Showing posts with label sensationalism and sensationalists. Show all posts
Showing posts with label sensationalism and sensationalists. Show all posts

21 December 2021

Mumford—Art and Technics (xvi)

[Prefatory note: I struggled mightily with this final installment of the series, so much so that what should have been a centerpiece became an afterthought. It remains both incomplete and overlong. It is at least completed somewhat by recent posts, at the cost of adding verbiage rather than paring it. Such is the content-rich, editor-poor world we live in. Enjoy, if you can.]


Lewis Mumford
Art and Technics (1952)
The general effect of this multiplication of graphic symbols has been to lessen the impact of art itself. ... In order to survive in this image-glutted world, it is necessary for us to devaluate the symbol and to reject every aspect of it but the purely sensational one. For note, the very repetition of the stimulus would make it necessary for us in self-defense to empty it of meaning if the process of repetition did not, quite automatically, produce this result. Then, by a reciprocal twist, the emptier a symbol is of meaning, the more must its user depend upon mere repetition and mere sensationalism to achieve his purpose. This is a vicious circle, if there ever was one. ...people must, to retain any degree of autonomy and self-direction, achieve a certain opacity, a certain insensitiveness, a certain protective thickening of the hide, in order not to be overwhelmed and confused by the multitude of demands that are made upon their attention.
(p. 98)
...we only half-see, half-understand what is going on; for we should be neurotic wrecks if we tried to give all the extraneous mechanical stimuli that impinge upon us anything like our full attention.
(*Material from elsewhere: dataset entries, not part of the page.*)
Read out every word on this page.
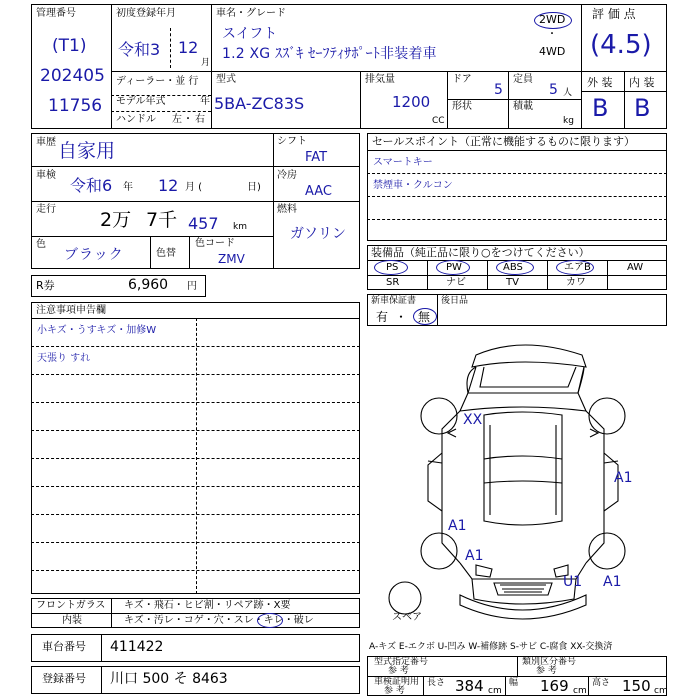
管理番号
(T1)
202405
11756
初度登録年月
令和3 12
月
ディーラー・並 行
モデル年式	年
ハンドル 左 ・ 右
車名・グレード
スイフト
1.2 XG ｽｽﾞｷ ｾｰﾌﾃｨｻﾎﾟｰﾄ非装着車
2WD
・
4WD
評 価 点
(4.5)
型式
5BA-ZC83S
排気量
1200
CC
ドア
5
定員
5 人
形状	積載
kg
外 装 内 装
B B
車歴 自家用
車検
令和6 年 12 月 (	日)
走行 2万 7千 457 km
色
ブラック	色替
色コード
ZMV
シフト
FAT
冷房
AAC
燃料
ガソリン
R券	6,960 円
セールスポイント（正常に機能するものに限ります）
スマートキー
禁煙車・クルコン
装備品（純正品に限り○をつけてください）
PS	PW	ABS	エアB	AW
SR	ナビ	TV	カワ
新車保証書
有 ・ 無
後日品
注意事項申告欄
小キズ・うすキズ・加修W
天張り すれ
XX
A1
A1
A1
U1 A1
スペア
フロントガラス キズ・飛石・ヒビ割・リペア跡・X要
内装	キズ・汚レ・コゲ・穴・スレ・キレ・破レ
車台番号 411422
登録番号 川口 500 そ 8463
A-キズ E-エクボ U-凹み W-補修跡 S-サビ C-腐食 XX-交換済
型式指定番号
参 考
類別区分番号
参 考
車検証明用
参 考
長さ 384 cm
幅 169 cm
高さ 150 cm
That habit perhaps protects us from an early nevous breakdown; but it also protects us from the powerful impact of genuine works of art, for such works demand our fullest attention, our fullest participation, our most individualized and re-creative response. What we settle for, since we must close our minds, are the bare sensations; and that is perhaps one of the reasons that the modern artist, defensively, has less and less to say. In order to make sensations seem more important than meanings, he is compelled to use processes of magnification and distortion, similar to the stunts used by the big advertiser to attract attention. So the doctine of quantification, Faster and Faster, leads to the sensationalism of Louder and Louder; and that in turn, as it affects the meaning of the symbols used by the artist, means Emptier and Emptier. This is a heavy price to pay for mass production and the artist's need to compete with mass production.